Part of the post touched on one of my interests, the tendency to lump other people into "groups" and to treat them other than as individuals. I reckon that this is an innate disposition, this lumping behavior, and it makes some sense as an algorithm for dealing with strangers. We can't really know everyone we encounter, and it may make sense to extrapolate from experience with similar people. (If the people with the curly hair attacked you last time, it is prudent to give any curly haired people a wide berth.) It is amazing to me how readily we group people on the basis of relatively superficial characteristics: tattoos, hairstyles, clothing styles, skin pigmentation, apparent age, musical tastes, consumption patterns, etc. And we not only group them, we attribute to them a complete set of values, attitudes, beliefs and dispositions. We remember the times we seemed to be right, and we conveniently forget any of the evidence that our stereotypes were wrong. It is really idiotic when such stereotyping becomes the basis for legislation and public policy decisions.

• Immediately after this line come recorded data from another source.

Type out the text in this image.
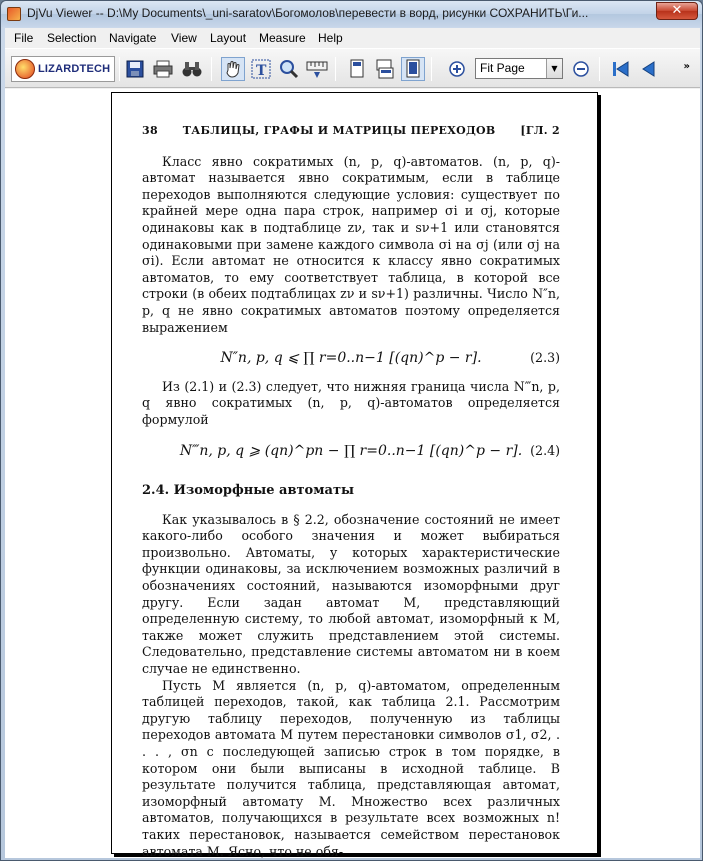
DjVu Viewer -- D:\My Documents\_uni-saratov\Богомолов\перевести в ворд, рисунки СОХРАНИТЬ\Ги...	✕
File Selection Navigate View Layout Measure Help
LIZARDTECH	T	Fit Page	▼	»
38 ТАБЛИЦЫ, ГРАФЫ И МАТРИЦЫ ПЕРЕХОДОВ [ГЛ. 2

Класс явно сократимых (n, p, q)-автоматов. (n, p, q)-автомат называется явно сократимым, если в таблице переходов выполняются следующие условия: существует по крайней мере одна пара строк, например σi и σj, которые одинаковы как в подтаблице zν, так и sν+1 или становятся одинаковыми при замене каждого символа σi на σj (или σj на σi). Если автомат не относится к классу явно сократимых автоматов, то ему соответствует таблица, в которой все строки (в обеих подтаблицах zν и sν+1) различны. Число N″n, p, q не явно сократимых автоматов поэтому определяется выражением

N″n, p, q ⩽ ∏ r=0..n−1 [(qn)^p − r].	(2.3)

Из (2.1) и (2.3) следует, что нижняя граница числа N‴n, p, q явно сократимых (n, p, q)-автоматов определяется формулой

N‴n, p, q ⩾ (qn)^pn − ∏ r=0..n−1 [(qn)^p − r]. (2.4)
2.4. Изоморфные автоматы

Как указывалось в § 2.2, обозначение состояний не имеет какого-либо особого значения и может выбираться произвольно. Автоматы, у которых характеристические функции одинаковы, за исключением возможных различий в обозначениях состояний, называются изоморфными друг другу. Если задан автомат M, представляющий определенную систему, то любой автомат, изоморфный к M, также может служить представлением этой системы. Следовательно, представление системы автоматом ни в коем случае не единственно.

Пусть M является (n, p, q)-автоматом, определенным таблицей переходов, такой, как таблица 2.1. Рассмотрим другую таблицу переходов, полученную из таблицы переходов автомата M путем перестановки символов σ1, σ2, . . . , σn с последующей записью строк в том порядке, в котором они были выписаны в исходной таблице. В результате получится таблица, представляющая автомат, изоморфный автомату M. Множество всех различных автоматов, получающихся в результате всех возможных n! таких перестановок, называется семейством перестановок автомата M. Ясно, что не обя-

In anthropology, the word "group" connotes an organization with members. "Category" denotes an aggregation of individuals possessing one or more common characteristics but having no real organization. The "Knights of Columbus" is a group; "Catholic men" is a category. "NOW" is a group; "women" is a category. "NAACP" is a group; "Americans of African descent" is a category. "US Government" is a group; "subjects of the USG" is a category. Where we frequently go wrong in social interaction is when we take a category and treat it as a group. This allows us to talk about "black/white people", "the French", "rich/poor people", "upper/lower/middle class" and any category along any dimension as if they represented a collective body and as if they shared characteristics and interests beyond the dimensions on which the purported "group" is predicated. It makes as much sense to speak of "thousand island dressing eaters" as a meaningful aggregate. If we talk about the "1000 island eaters" enough, we will start to "reify" the category as a real world social phenomenon. It makes sense to talk about categories when these have significance, eg if I sell 1000 island dressing and want to market my product, if I want to study disparate effects of drugs on racial categories, or if I am working on a "class theory". Otherwise, the generalizations are not all that useful and, in fact, may be harmful.

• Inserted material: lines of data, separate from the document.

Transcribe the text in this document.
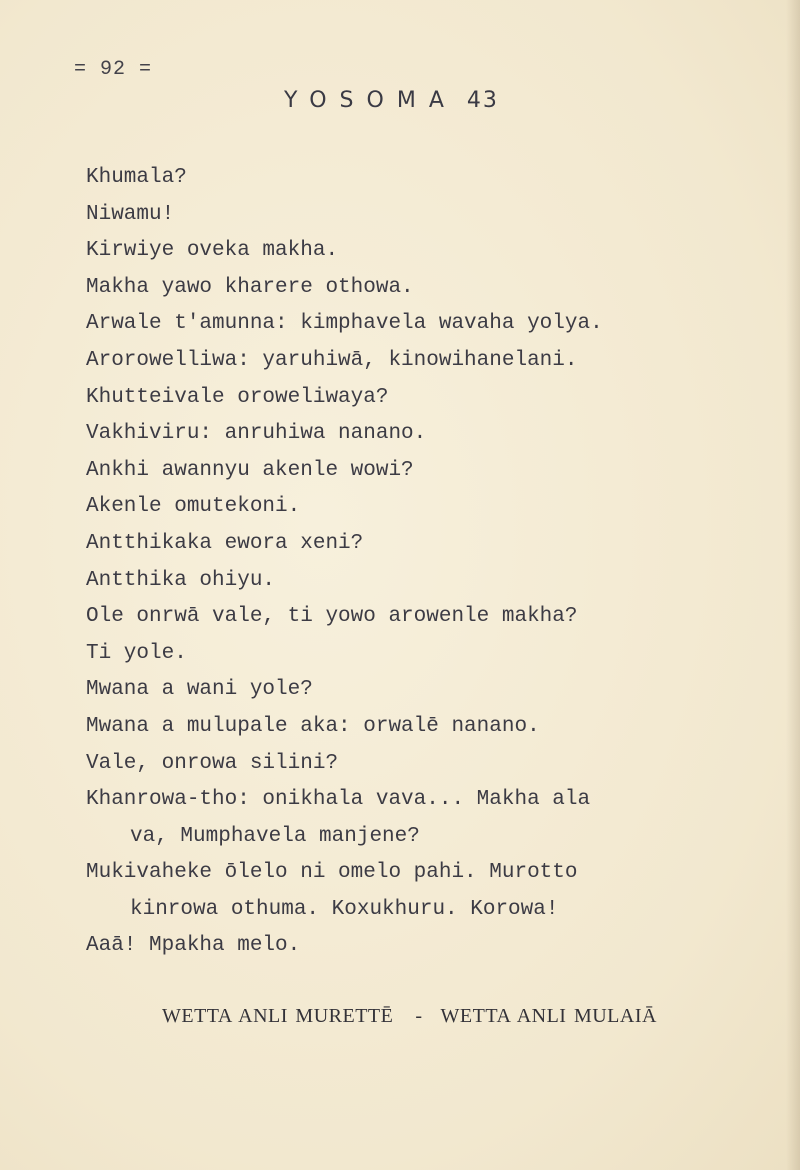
= 92 =
YOSOMA 43
Khumala?
Niwamu!
Kirwiye oveka makha.
Makha yawo kharere othowa.
Arwale t'amunna: kimphavela wavaha yolya.
Arorowelliwa: yaruhiwā, kinowihanelani.
Khutteivale oroweliwaya?
Vakhiviru: anruhiwa nanano.
Ankhi awannyu akenle wowi?
Akenle omutekoni.
Antthikaka ewora xeni?
Antthika ohiyu.
Ole onrwā vale, ti yowo arowenle makha?
Ti yole.
Mwana a wani yole?
Mwana a mulupale aka: orwalē nanano.
Vale, onrowa silini?
Khanrowa-tho: onikhala vava... Makha ala
va, Mumphavela manjene?
Mukivaheke ōlelo ni omelo pahi. Murotto
kinrowa othuma. Koxukhuru. Korowa!
Aaā! Mpakha melo.
WETTA ANLI MURETTĒ - WETTA ANLI MULAIĀ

One of the good points of libertarianism is that it explicitly recognizes each of us as an individual rather than as a member of a collective. Group membership is necessarily a voluntary act, and this stance should make it somewhat more difficult for a libertarian to fall into the cognitive "lumping" trap than it is for folks with some other ideology. Libertarianism also entails peaceful coexistence with and a high degree of tolerance of folks who differ from us in a variety of ways. Accordingly, even if we irrationally lump people into groups when we are really dealing with categories, we can't do as much harm as statists who would not hesitate to use coercion to promote or outlaw the "group" or some of its putative characteristics. Statists have used racial categories as a basis for enslavement and disenfranchisement and slaughter. They have used nationality as a basis for killing or deporting or interning people. They have used ethnic categories for preferential treatment, and they have used them to profile for criminality. In the hands of statists, the lumping tendency is a dangerous cognitive disorder that can be used to get people to tolerate almost any invasion of freedom in the name of security against the malevolent "other" or in the name of protecting the shiftless and improvident "other" from themselves.

Fight the cognitive disorder. Try not to think of me as a Honda driving, bleu cheese dressing eating, churchgoing, early middle-aged, caucasian/Amerindian, married, straight, male, southern born, dog loving, libertarian, history buff with asthma and a hiatal hernia. Think of me as your unique conspecific who might just surprise you by stepping out of my "demographic". I will try to do the same for you.